According to an Indian proverb, there’s nothing that a goat won’t eat and nothing that a madman won’t say. Madmen? Sometimes it seems like we’re living in a world of them, or at least a world of fools. The human impulse is to say something—anything. Something stupid, something contentious, something sweet, deceitful, smart, ridiculous, or empty. Big strings of words, amounting to nothing. It’s astonishing.

Nearly as surprising: You can speak the most outrageous foolishness, and someone out there—most likely many someones—will for sure take it as sensible, even as urgently important.

People babble on like sea waves, other people babble back. And soon you’ve got a tumultuous roar, of no significance at all. Babble on, Babylon.

Behind those babbling tongues churn babbling minds, full of everything, empty of substance.

For which the Vedic remedy is the chanting of the maha- mantra: Hare Krishna, Hare Krishna, Krishna Krishna, Hare Hare/ Hare Rama, Hare Rama, Rama Rama, Hare Hare.

The purpose of the chanting is to pull the mind out of the din and fix it on one point: Krishna.

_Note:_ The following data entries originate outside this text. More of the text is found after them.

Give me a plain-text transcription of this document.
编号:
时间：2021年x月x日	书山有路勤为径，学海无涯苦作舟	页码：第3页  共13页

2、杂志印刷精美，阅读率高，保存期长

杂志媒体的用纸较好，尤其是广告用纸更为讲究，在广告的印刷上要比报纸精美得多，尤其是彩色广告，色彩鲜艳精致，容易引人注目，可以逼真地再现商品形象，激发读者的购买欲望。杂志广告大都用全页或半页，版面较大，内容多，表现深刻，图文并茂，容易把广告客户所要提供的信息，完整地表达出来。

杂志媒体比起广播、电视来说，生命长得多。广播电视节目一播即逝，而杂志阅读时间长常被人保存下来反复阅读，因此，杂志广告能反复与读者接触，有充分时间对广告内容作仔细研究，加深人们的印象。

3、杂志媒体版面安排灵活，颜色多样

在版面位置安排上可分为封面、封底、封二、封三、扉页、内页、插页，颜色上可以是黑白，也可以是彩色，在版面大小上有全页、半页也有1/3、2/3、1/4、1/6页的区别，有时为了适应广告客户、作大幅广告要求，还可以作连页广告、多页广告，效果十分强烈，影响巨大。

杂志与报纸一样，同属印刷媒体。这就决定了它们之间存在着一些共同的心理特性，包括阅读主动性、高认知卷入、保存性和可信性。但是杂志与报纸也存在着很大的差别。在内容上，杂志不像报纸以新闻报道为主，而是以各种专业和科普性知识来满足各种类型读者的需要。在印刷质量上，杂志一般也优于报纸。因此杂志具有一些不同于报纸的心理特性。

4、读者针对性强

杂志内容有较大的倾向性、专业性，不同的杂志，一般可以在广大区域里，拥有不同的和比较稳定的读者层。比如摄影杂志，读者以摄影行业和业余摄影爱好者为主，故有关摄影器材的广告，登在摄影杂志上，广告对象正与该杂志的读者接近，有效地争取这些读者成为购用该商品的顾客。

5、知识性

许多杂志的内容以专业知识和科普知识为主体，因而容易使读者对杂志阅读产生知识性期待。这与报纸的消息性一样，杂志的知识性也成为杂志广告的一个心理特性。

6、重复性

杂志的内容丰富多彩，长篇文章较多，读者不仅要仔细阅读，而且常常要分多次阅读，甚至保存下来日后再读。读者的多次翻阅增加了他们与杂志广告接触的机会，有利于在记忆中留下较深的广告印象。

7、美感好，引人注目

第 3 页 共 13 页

That point—Krishna—is not merely a point, but the ultimate substance. The word Krishna indicates the supreme reality, the Absolute, the original source of everything.

More precisely, the word Krishna is Krishna. On the material platform, a word and what it stands for are different. On the spiritual platform, Krishna and Krishna’s name are the same.

So by chanting Hare Krishna, we leave behind the clatter of illusion and come in touch with Krishna, the Absolute Truth.

In the early stages of spiritual understanding, one realizes that Absolute Truth as an impersonal, all-pervading oneness. Further along, one perceives that Absolute Truth as the Supersoul, the source of all intelligence, the unseen guide within the heart. And when that unseen guide fully reveals Himself, one can see the Absolute Truth as the transcendent Personality of Godhead, free from all the grossness of matter yet tangibly real and specific in His unlimited names, forms, qualities, and pastimes.

It is when we come to Krishna that real talking begins. That talking is done by the greatest self-realized souls. And by those who accept, repeat, and relish the words of those realized souls and thus become realized themselves.

Of course, those who babble on about nothing will think that whatever they’re buzzing about is of great consequence and that Hare Krishna is for fools.

Let them.

Following in the footsteps of the Vedic sages, we’ll go on talking about Krishna and chanting the maha-mantra: Hare Krishna, Hare Krishna, Krishna Krishna, Hare Hare/ Hare Rama, Hare Rama, Rama Rama, Hare Hare.